![]() |
| AI generated image |
Celtic Thunder does a deeply nostalgic song whose chorus
goes something like: “Sing me the songs of our gold and silver days, days
filled with innocence and light. Not a penny to our name, we were happy just
the same, in our gold and silver days.” (2024
5 Million Community Video Final 720P (Horizontal)).
The “good old days” sensibility can be illustrated in any
number of ways. An illogical argument that a dollar could buy so much more “then,”
than it does “now” seems like a “good old thing,” for instance… if we neglect inflation.
It may well be a non-negotiable characteristic of being
human, namely that we end up comparing our present to our past unfavourably.
Aging provides an obvious case in point. We pick out certain features of our
past and give them a “gold and silver” sheen, then compare them to the worst
of our present.
There are those among us who understand the difference
between an objective understanding of the past and nostalgia. We call them historians,
and their work allows them to see the earth and all life on it engaged in a
constantly evolving process. Unfortunately, most of us are too bound up in the
frenzy of daily life to allow for that kind of attention to the “hows and whys”
of our being and doing. So our analyses of what’s good and what’s bad in the
world are simple, subjective.
And so we come to the downside of a “gold and silver”
assessment of the past, evidenced in how easily we conclude that “it’s getting
worse and worse,” and someone, or some ones, are to blame. And the obvious
targets must be the institutions we can name: World Health Organization, NATO,
the Liberal, Democratic or Conservative Party, the Muslim religion, Carney, the
pope or the ones we can’t name like the Deep State, Antifa, the Woke, or whatever new conspiracy
theory is floated on social media.
Mind you, The Calgary Stampede is now on, a reenactment of a
bygone age complete with costuming. For some, there’s pleasure in the spectacle
of men and women doing competitively what were work-a-day activities in “the
good old days.” None of the spectacles there are reminiscent of my olden
days, and I’m more bound to see the entire show as a celebration of conquest,
most like the spectacle of the Roman
gladiatorial arena.
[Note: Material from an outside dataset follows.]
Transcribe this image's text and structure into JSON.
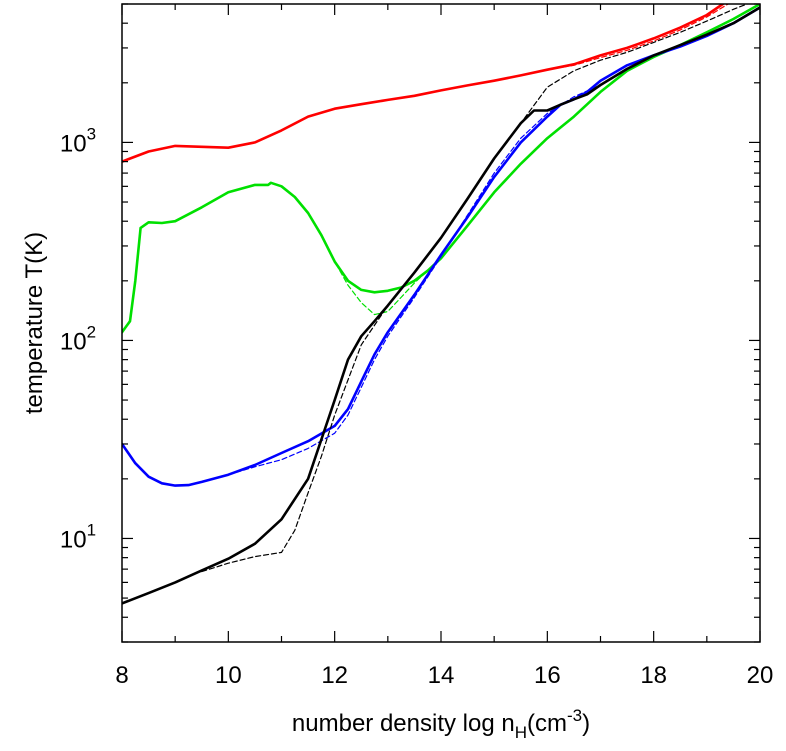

It could be argued that this is not dissimilar to
Professional Sports, where the zero-sum, victor vs. vanquished event whets
something desirable in us. Seems it’s normal in human nature to live in the
competitive world vicariously, if not literally.[i]
I guess this is a plea to all of us to balance our nostalgia
with our knowledge of history, of the world, of our communities and of
ourselves.
The most ubiquitous of words found in nostalgia might be home.
I learned in an Art Aesthetics class long ago why it is that landscapes with
high mountains and dark clouds, with a lighted cottage with smoke drifting up
lazily find such appeal. Home is about safety, comfort, predictability
and love. So nostalgically wished for in eras of rapid social change.
[i][i]
Vicariously means “experienced or realized through imaginative or sympathetic participation
in the experience of another.” – Merriam-Webster. Sports watching allows an observer to
celebrate a victory to which he made no contribution.